Forrest Roth is a Visiting Assistant Professor of English at Marshall University in West Virginia. His novel Gary Oldman Is a Building You Must Walk Through (What Books Press) was released in October, an excerpt from which appeared in issue #65 of The Collagist.

Michele Suzann lives on California's Central Coast, where she has just completed a novel about the decline of manual labor, the unrelenting influence of 1983 cinema, and Gresham's Law. Oh yeah some people, too.

Inez Tan is currently pursuing an MFA in poetry at the University of California, Irvine. Her writing has appeared Rattle, Psychopomp, Softblow, Singapore Poetry, and others. She also holds an MFA in fiction from the University of Michigan.

Kevin Weidner lives in a yurt in southern Vermont.
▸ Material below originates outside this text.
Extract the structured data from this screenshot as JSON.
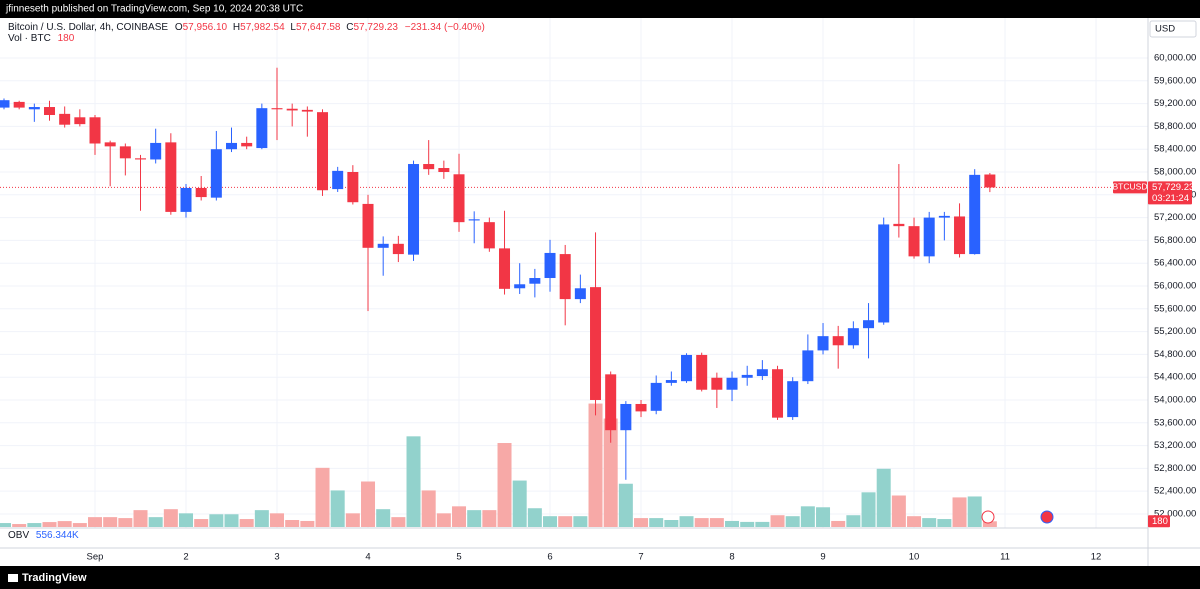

He's got an MFA in Creative Writing from the University of Alabama and his writing—poems, short stories, and reviews—have appeared in some places like Passages North, Southeast Review, Yalobusha Review, and The Hairsplitter.

Amie Whittemore is the author of the poetry collection Glass Harvest (Autumn House Press, 2016) and co-founder of the Charlottesville Reading Series in Virginia. Her poems have won multiple awards, including a Dorothy Sargent Rosenberg Prize, and have appeared in The Gettysburg Review, Sycamore Review, Smartish Pace, Cimarron Review, and elsewhere. She teaches English at Middle Tennessee State University. 

Felicia Zamora’s books include Of Form & Gather, the 2016 Andrés Montoya Poetry Prize winner (University of Notre Dame, '17), & in Open, Marvel (Parlor Press, '17), and Instrument of Gaps (Slope Editions, '18). She won the 2015 Tomaž Šalamun Prize and authored two chapbooks. Her poetry is found in Crazyhorse, Indiana Review, jubilat, North American Review, Prairie Schooner, The Georgia Review, TriQuarterly Review, West Branch, and others. She is the Associate Poetry Editor for the Colorado Review and the Education Programs Coordinator for the Virginia G. Piper Center for Creative Writing at Arizona State University.